The estate of a 27-year-old man who died on the job after his head and upper torso were wedged and compressed in a conveyor belt has filed a wrongful death and product liability suit in St. Clair County Circuit Court.
According to the complaint filed Aug. 9, J.D. Croom, Jr. died on March 22, 2006, in an accident at Mid-America Fiber in Sauget after only a month on the job.
Defendants include Rando Machine, Rockwell Automation, Todd-Long Picker Apron, Fiber Controls and Kopf Electric Motor.
Represented by one of his three minor children, the estate claims Croom was required to clean off all sides of the conveyor belt's rollers while the spray bond line machine was in operation.
"While Croom was engaged in cleaning the machine, his head and upper torso were pulled into the machine, causing his head and upper torso to be compressed and crushed causing his death," the complaint states.
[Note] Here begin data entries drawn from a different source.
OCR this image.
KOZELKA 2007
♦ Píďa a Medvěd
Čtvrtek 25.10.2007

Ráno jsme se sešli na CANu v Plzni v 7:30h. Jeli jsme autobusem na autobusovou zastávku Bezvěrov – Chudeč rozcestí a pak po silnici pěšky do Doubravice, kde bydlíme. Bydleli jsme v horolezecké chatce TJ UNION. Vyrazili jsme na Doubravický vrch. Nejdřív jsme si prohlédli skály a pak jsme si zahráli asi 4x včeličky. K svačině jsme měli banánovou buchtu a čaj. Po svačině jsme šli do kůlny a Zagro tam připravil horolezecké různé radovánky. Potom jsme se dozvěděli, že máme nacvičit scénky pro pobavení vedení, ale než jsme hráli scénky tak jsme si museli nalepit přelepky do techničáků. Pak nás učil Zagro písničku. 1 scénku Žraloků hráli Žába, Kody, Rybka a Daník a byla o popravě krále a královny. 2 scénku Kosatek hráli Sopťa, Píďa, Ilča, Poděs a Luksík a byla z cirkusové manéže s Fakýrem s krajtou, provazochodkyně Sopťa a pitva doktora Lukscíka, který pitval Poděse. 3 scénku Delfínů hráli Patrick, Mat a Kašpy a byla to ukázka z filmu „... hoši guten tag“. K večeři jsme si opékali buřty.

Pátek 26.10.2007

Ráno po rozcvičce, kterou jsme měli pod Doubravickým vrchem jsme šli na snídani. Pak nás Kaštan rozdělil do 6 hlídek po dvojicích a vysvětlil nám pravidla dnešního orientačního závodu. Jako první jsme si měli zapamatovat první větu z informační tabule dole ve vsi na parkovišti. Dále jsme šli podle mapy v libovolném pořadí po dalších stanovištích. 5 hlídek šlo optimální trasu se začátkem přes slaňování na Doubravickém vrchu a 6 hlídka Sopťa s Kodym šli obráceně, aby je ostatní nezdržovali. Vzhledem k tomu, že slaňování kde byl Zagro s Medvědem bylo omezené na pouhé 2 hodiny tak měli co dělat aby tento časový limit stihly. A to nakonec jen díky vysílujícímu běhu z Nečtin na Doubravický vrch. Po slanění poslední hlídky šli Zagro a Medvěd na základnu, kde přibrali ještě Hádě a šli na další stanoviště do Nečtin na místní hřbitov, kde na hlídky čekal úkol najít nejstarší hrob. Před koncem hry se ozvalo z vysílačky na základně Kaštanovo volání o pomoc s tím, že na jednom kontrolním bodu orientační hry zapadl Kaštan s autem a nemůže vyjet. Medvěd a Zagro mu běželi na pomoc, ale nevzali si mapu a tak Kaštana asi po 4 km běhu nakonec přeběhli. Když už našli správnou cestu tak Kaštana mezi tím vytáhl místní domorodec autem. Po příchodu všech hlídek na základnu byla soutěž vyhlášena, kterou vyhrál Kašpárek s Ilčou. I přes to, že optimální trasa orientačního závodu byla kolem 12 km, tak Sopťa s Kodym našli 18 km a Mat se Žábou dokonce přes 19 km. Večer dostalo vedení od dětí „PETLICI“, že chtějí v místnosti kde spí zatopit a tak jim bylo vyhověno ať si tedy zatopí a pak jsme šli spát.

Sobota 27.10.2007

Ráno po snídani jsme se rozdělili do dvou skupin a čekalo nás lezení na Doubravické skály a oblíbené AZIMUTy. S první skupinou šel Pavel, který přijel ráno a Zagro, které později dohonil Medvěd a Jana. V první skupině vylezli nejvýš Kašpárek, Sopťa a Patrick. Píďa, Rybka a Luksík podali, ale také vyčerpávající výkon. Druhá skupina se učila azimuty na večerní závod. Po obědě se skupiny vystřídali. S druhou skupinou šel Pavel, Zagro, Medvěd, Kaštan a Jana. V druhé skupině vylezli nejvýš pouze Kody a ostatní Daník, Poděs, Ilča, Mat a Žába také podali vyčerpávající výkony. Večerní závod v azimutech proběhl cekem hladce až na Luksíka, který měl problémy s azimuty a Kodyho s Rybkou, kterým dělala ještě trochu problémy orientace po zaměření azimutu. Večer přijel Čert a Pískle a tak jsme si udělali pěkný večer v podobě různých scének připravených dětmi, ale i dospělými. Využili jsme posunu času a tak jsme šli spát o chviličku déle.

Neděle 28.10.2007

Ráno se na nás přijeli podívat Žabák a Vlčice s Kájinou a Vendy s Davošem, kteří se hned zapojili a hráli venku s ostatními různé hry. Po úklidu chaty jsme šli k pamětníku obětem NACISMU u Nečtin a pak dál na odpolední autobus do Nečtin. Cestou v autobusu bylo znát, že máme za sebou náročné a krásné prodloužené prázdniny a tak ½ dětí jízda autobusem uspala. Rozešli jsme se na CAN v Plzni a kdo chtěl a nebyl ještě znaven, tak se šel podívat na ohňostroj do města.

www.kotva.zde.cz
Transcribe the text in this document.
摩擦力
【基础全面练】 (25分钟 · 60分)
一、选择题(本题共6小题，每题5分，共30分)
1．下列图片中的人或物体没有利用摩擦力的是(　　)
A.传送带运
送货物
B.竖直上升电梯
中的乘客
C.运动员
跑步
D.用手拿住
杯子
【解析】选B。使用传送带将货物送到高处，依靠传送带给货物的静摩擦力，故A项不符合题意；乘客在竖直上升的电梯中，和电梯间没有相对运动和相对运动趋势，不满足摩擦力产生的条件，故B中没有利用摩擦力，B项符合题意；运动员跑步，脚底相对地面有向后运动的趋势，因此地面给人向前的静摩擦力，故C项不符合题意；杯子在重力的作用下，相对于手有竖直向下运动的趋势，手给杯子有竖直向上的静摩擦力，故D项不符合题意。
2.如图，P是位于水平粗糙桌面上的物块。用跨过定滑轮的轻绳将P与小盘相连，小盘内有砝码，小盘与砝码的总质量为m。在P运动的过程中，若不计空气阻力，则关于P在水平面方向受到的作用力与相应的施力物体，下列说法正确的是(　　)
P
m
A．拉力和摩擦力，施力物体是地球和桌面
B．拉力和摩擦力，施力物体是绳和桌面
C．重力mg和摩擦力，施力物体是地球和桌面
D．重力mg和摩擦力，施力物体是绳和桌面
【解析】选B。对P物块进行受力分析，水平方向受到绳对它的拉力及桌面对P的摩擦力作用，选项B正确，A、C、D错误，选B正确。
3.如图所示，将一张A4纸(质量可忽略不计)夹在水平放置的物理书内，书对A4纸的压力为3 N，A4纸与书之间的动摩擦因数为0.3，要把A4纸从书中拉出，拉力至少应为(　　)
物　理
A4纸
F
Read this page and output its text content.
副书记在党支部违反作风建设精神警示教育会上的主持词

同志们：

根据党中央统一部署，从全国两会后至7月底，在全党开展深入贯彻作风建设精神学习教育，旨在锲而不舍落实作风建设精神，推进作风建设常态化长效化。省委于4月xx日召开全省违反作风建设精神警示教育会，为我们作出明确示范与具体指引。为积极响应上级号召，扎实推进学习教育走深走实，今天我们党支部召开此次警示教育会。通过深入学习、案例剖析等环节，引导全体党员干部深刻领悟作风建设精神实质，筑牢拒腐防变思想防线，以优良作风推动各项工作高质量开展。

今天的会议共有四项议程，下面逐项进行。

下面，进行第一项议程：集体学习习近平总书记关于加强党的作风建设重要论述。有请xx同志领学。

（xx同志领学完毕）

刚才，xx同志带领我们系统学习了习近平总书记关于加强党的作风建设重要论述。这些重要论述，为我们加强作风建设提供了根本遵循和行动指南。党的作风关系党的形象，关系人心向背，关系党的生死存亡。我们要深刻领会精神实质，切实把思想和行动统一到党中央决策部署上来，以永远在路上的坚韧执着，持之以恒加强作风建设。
His estate claims that at the time of the assembly and distribution of the spray bond line machine it was in a defective and unreasonably defective condition when put to a reasonably anticipated use.
According to the complaint, the machine was not equipped with adequate safety guard provisions to prevent an operator's body or head from becoming entrapped in the rollers of the conveyor, was not equipped with an adequate release mechanism to prevent trapping an operator's head and was not equipped with a reverse mechanism.
The estate also claims the machine was not equipped with an automatic scrapping or cleaning mechanism, failed to display adequate warnings of the dangers associated with it, and was not equipped with an emergency stop.
"The defective and unreasonably dangerous condition of the spray bond line machine existed at the time the machine was designed, manufactured, distributed and/or sold, assembled and/or constructed by Defendants," the complaint alleges.
The estate claims as a result of Croom's death, his children have forever lost the services, society, companionship, consortium, love and support of their father.
Represented by John Simon and Jeff Roseman of Simon Passanante in St. Louis, Croom's estate is seeking damages in excess of $100,000, plus costs.